The total peanut ban is implemented after several allergic reactions suffered by unwary spectators consuming snacks during the game.

In the US, peanuts are among the most common and even the most fatal food allergens, affecting 2.2 percent of children and 1.8 percent of adults nationwide.

Yard Goats team president, Tim Restall made the decision to ban nutty foodstuffs after listening to stories of concerned parents about their children suffering from peanut allergies. To avoid triggering allergic reactions, children go the extreme mile of bringing their own food when attending parties and even wearing gloves when trick-or-treating in case they touch candies with nuts.

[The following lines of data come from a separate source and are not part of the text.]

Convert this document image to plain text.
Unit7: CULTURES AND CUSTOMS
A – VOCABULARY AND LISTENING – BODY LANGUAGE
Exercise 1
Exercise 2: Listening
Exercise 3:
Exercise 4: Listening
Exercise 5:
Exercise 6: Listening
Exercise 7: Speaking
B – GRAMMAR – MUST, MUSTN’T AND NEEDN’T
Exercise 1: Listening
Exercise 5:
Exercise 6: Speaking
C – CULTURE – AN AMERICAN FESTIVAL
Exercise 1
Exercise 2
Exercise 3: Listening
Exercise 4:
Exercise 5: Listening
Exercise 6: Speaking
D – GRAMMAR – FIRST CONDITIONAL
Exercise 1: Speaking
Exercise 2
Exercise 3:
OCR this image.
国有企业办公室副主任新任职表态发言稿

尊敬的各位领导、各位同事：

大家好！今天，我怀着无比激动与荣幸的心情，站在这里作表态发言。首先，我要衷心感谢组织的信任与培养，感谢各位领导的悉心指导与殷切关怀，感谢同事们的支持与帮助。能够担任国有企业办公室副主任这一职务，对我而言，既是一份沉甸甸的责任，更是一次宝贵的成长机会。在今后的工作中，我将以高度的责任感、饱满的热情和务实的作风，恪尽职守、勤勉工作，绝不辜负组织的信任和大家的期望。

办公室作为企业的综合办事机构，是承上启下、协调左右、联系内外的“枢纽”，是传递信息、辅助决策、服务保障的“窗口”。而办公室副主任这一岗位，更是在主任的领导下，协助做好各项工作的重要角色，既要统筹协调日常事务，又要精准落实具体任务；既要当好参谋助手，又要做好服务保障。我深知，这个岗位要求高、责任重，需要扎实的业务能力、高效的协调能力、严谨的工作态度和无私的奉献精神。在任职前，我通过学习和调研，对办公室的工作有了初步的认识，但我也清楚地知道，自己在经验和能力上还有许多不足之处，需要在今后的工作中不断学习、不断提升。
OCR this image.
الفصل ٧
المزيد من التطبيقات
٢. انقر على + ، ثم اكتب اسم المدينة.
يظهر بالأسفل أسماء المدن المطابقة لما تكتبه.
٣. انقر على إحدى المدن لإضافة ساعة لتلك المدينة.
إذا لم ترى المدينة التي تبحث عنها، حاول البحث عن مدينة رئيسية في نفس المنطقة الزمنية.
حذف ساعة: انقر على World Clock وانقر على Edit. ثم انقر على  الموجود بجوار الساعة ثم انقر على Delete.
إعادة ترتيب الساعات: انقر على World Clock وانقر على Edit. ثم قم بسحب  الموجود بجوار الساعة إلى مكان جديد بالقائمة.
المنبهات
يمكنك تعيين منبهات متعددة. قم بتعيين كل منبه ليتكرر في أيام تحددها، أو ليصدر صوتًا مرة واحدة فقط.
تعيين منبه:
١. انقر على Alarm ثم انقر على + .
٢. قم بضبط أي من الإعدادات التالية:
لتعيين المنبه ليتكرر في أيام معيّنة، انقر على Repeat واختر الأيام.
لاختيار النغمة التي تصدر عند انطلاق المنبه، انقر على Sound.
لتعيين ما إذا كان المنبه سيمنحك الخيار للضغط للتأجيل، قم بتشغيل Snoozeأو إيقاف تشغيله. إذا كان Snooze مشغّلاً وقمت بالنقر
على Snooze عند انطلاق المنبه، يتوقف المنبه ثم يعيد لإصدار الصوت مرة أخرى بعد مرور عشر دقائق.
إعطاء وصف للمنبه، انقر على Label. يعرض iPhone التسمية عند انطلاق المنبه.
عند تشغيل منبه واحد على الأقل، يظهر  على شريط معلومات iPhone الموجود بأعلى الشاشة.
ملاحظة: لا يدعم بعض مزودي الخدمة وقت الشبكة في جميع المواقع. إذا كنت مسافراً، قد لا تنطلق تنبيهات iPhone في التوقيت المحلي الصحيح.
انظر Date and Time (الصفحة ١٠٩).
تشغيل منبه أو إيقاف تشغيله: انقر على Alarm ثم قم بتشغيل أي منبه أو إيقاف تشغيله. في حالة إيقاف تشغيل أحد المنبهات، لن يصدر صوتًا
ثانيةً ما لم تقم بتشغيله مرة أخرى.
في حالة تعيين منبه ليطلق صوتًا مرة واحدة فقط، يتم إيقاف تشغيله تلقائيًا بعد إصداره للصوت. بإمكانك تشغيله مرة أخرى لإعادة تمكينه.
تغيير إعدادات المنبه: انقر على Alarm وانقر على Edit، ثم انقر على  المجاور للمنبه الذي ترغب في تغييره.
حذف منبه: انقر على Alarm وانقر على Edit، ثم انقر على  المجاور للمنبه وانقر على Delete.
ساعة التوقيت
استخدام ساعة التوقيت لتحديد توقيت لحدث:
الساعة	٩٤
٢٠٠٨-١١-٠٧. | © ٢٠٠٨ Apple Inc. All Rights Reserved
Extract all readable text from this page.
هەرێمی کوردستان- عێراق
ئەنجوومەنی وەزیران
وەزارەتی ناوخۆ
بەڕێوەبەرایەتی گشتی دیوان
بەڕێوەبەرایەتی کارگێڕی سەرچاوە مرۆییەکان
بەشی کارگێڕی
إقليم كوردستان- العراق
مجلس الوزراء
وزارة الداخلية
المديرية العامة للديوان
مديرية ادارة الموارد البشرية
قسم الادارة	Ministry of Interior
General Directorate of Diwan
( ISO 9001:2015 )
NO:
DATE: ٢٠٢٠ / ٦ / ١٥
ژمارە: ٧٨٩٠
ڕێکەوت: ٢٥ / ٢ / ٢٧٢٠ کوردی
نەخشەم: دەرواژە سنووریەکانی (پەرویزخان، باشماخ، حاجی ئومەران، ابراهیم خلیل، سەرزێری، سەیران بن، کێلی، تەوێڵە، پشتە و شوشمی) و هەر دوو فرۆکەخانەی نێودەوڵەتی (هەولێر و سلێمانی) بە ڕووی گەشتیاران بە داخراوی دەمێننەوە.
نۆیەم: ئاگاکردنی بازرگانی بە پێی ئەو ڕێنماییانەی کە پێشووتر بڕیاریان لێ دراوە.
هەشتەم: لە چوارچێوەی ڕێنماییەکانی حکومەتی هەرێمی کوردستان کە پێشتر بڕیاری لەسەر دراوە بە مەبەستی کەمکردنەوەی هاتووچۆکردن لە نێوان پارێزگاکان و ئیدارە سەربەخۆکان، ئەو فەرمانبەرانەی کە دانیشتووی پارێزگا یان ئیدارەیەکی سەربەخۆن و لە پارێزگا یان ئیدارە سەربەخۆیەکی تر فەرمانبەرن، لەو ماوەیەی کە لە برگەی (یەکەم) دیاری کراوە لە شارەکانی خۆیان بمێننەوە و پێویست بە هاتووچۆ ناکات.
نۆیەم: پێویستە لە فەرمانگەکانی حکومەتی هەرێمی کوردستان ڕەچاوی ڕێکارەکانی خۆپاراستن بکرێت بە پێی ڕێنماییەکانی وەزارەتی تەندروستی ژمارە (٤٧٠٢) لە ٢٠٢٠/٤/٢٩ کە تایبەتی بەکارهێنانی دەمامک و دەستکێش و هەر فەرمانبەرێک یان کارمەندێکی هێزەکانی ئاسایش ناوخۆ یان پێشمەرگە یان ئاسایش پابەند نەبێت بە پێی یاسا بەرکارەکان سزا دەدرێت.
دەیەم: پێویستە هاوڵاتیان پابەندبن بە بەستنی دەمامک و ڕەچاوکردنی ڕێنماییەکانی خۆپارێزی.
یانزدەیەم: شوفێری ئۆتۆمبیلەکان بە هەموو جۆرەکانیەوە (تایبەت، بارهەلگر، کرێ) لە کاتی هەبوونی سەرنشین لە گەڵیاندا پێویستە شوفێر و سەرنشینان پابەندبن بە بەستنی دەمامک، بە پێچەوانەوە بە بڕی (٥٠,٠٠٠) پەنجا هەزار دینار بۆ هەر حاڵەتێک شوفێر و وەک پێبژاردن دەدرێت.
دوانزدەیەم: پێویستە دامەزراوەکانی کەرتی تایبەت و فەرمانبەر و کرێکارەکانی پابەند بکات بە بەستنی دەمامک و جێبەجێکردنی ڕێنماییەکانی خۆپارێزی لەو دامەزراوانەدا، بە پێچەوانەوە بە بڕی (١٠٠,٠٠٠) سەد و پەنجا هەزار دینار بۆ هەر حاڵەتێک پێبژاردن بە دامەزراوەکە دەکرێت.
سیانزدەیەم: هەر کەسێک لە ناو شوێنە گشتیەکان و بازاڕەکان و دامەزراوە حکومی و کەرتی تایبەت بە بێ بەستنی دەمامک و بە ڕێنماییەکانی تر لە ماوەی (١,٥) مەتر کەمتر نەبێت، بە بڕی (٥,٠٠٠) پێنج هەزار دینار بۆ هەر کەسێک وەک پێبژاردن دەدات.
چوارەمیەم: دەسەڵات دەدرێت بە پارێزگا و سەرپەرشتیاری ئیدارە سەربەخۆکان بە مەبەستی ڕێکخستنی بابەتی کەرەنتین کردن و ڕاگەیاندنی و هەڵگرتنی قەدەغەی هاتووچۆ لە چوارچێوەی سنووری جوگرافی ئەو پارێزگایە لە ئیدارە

Some people experience averse allergic reactions when having any kind of contact with peanuts. Audience members sometimes throw peanut shells and could hit someone allergic.

Peanut allergy symptoms include rashes, hives, throat swelling, nausea, asthma, stomach pains, and diarrhea.

When asked about fans who want to consume peanuts at the park, Restall said “They can still eat peanuts at home.”

Restall added that security will also be checking bags in case fans try to sneak in the forbidden snack.

While the minor league baseball team may lose profit—and possibly some fans—from banning peanuts, an academic sees it as a marketing opportunity. According to New York University professor Henry Assael, he considers the nut ban as “publicity for a minor league team that’s not very well known, latching on to a particular health issue, versus possibly alienating some of their fans, because peanuts are a food traditionally associated with baseball.”

In Singapore and in other Southeast Asian countries, however, shellfish are the most common food allergen.